先日も友達のそんな言動を目の当たりにした。普通だったらプンプン怒って、強い否定の言葉も一つや二つ出て当然というような状況だったにも関わらず、今回もひらりひらりと肯定も否定もせずに受け流していく。しかしはたと、気がついた。その友達は、人と摩擦を起こしてしまう機会を自ら注意深く減らすことによって、自らの敵をなるべく作らないようにしている世渡り術を日々粛々と遂行しているのではないか、と先日私はやっと思い至った。
ここまで読むと、その友達はちょっとした世捨て人のような空気を纏った人なのか、はたまたぼんやりしていてオットリした感じの人なのか、常に適当に緩く生きているだけの人なのか、と思うかもしれないが、実は違う。基本的には真面目で、きっちりしていて、ちょっと古風かなと思うような社会基準も生真面目に持っているような人なのだ。
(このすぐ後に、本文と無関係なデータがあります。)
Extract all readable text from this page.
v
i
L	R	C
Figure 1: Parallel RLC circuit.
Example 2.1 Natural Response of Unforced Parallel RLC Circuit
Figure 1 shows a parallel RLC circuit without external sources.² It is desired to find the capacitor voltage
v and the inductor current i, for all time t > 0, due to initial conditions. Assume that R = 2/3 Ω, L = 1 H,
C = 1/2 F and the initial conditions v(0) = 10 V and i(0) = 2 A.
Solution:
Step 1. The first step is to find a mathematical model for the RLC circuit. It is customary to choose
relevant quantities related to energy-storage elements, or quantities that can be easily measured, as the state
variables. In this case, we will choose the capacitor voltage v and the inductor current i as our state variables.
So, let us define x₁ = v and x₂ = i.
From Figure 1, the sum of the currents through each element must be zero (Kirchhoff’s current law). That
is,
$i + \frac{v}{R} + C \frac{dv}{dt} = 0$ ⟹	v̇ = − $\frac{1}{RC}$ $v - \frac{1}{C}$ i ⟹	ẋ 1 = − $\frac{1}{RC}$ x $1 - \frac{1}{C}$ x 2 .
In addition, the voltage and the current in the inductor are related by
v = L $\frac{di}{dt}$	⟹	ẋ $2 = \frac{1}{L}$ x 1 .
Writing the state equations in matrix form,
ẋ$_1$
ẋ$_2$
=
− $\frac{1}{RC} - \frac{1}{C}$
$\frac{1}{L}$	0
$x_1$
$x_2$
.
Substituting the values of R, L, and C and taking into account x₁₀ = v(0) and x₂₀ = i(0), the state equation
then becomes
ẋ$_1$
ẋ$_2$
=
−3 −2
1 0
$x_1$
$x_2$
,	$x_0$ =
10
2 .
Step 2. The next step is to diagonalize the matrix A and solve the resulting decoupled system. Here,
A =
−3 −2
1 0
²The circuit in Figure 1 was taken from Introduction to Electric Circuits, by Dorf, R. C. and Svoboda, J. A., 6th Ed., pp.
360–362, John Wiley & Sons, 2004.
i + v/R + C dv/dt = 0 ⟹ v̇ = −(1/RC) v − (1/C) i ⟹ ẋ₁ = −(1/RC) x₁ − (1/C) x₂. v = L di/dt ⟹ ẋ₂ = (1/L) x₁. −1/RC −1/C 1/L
しかし、いざ問題が起きると、先に述べたように、なんとも絶妙な匙加減でかわしていくのである。
どんなに避けようと気をつけて暮らしていても、生きていれば嫌だなと思うことが起きたり、困るなと思う人に出会うこともあれば、なんだかモヤモヤするなと感じることも起きてしまうものだ。そんな時に私はまだ、ただ自分の中の灰色になった部分を飲み込んで蒸発させて、つまりはグッと我慢するだけであり、それは決して上手に対処できているとは言えない状態だ。私がその友達の年齢に達した時までには、同じように、自分に来てほしくないものを、ほんのわずかな半歩程度の身のかわしでするりと避けられるような人になっていたい。